Hekimoğlu sezonu açtı. Bol reytingli bir sezon olsun dileklerimizle ilk bölümün reytinglerine göz atalım: Total’de 4.52 reytingle 4. – AB’de 3.16 reytingle 5. – ABC1’de ise 3.75 reytingle 4. Salı günü yeni projeler ile oldukça zorlu bir gün, bakalım gelecek zaman ne gösterecek…
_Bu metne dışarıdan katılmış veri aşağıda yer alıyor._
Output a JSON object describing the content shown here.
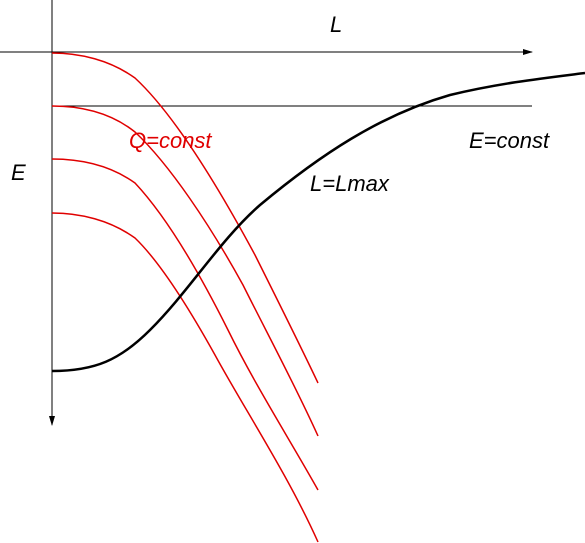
{
  "labels": {
    "x_axis": "L",
    "y_axis": "E",
    "red_curves": "Q=const",
    "horizontal_line": "E=const",
    "black_curve": "L=Lmax"
  },
  "colors": {
    "axes": "#000000",
    "red_curves": "#e00000",
    "black_curve": "#000000",
    "red_label": "#e00000",
    "text": "#000000"
  }
}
Konuk yazarım Buke ‘nin kaleminden Hekimoğlu Yeni Sezon’un ilk değerlendirme yazısına göz atmak ister misiniz? Keyifli okumalar ^^ (For my foreign followers, please go to select language section for google translate. On the top right side of the screen for desktop, Last line on the hamburger menu bar for mobile)
Geçen sezon dizilerinden, bu sezonun ilk açılışını yapan Hekimoğlu, uzun bir aradan sonra ekranlardaydı. Tüm kadroyu çok özlemişim. Hepsine ayrı ayrı hoş geldiniz demek istiyorum.
2.sezon tanıtım fragmanı epeyce merak uyandırıcıydı. Hatta zaman atlaması mı yaşayacağız diye düşündüm bir an. O merakla oturdum ekran karşısına. Ama fragmanın aksine normale göre daha düşük bir tempolu bir bölümle başladık sezona.
Gecen sezon Hekimoğlu ve ekibini, Vahap’ın 10 milyon dolarını alıp gidişinin ardından, kutlama yaparken bırakmıştık. Zeynep istifa edip gittiği için, O’nun dışında tüm ekip oradaydı. En son İpek de kutlamaya katılmış ama hastanenin kaybettiği 10 Milyon Doları da Ateş’in başına kalmadan duramamıştı tabi ki.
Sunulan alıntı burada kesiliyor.